What a change going from teaching computing to being the junior in the room? Everyone knows more about the subject than me. This is to be expected and I have been told that it changes throughout the study. Apparently at one point there is a change where you become the expert, good in one way but then you’re kind of in uncharted territory.
You’ll hit the wall (twice). Apparently there are two points in a PhD where you feel like dropping out. I’ve not reached them yet, and I hope I don’t. But apparently it is in the first 6 months because you haven’t got a clue what is going on. And the second is that point where you are implementing the solution you have created and it doesn’t work, you can’t google the answer because you invented the question.
Don’t think of a PhD as a 9 to 5 job. Sounds great at first until you realise the meaning. It doesn’t mean you get to work less hours. It means it never stops! You can be sat there watching TV and the adverts come one, without even thinking about it you’ve picked up your iPad and started reading an article or worse, you’re trying to build a computer model you read about earlier.
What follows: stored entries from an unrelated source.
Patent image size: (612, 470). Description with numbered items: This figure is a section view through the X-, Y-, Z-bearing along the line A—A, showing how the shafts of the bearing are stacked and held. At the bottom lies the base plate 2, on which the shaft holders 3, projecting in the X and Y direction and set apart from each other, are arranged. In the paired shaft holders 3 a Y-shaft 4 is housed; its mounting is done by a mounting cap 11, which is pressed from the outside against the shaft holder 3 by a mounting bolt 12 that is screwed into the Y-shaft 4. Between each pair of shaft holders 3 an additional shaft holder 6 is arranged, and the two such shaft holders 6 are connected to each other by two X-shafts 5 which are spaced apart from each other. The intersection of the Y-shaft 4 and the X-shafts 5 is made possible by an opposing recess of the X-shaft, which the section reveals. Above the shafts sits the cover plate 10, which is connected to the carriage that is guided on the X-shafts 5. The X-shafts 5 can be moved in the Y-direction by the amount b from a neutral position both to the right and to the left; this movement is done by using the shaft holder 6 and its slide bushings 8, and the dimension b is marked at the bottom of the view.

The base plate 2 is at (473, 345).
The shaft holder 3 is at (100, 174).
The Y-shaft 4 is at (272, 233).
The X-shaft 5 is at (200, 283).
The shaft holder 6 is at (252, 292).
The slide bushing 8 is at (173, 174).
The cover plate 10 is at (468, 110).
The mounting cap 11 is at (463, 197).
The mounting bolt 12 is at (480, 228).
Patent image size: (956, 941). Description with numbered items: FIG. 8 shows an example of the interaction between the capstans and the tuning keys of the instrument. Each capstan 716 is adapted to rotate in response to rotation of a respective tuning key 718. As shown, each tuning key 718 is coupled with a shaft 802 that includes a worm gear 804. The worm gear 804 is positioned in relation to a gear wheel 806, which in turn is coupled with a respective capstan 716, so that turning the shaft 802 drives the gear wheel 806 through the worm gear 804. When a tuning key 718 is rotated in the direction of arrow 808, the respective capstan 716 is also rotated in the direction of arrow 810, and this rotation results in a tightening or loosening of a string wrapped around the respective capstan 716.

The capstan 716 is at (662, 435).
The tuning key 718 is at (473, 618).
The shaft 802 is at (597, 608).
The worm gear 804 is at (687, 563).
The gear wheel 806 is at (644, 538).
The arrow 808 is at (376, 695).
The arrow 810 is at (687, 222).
I think this is one of the coolest perks of the whole thing, free education. I love learning, sometimes I feel like I’m just learning for learning sake.
I keep an eye on job requirements for when I finish, typically machine learning related. As such I know the skills they ask for and it just so happens the university runs courses all the time on all sorts of subjects. This week I did SPSS statistical training, nothing to do with my project, I’ll probably never use it gain, but sometimes job adverts ask for it. Boom, its on the CV.
All universities run their PhD programmes differently, as part of mine I have to do a Post Graduate Certificate in Research. This means I look at the prospectus and pick 60 credits worth of post graduate modules. If I want I can do 120 credits and get the diploma, we’ll have to see how it goes.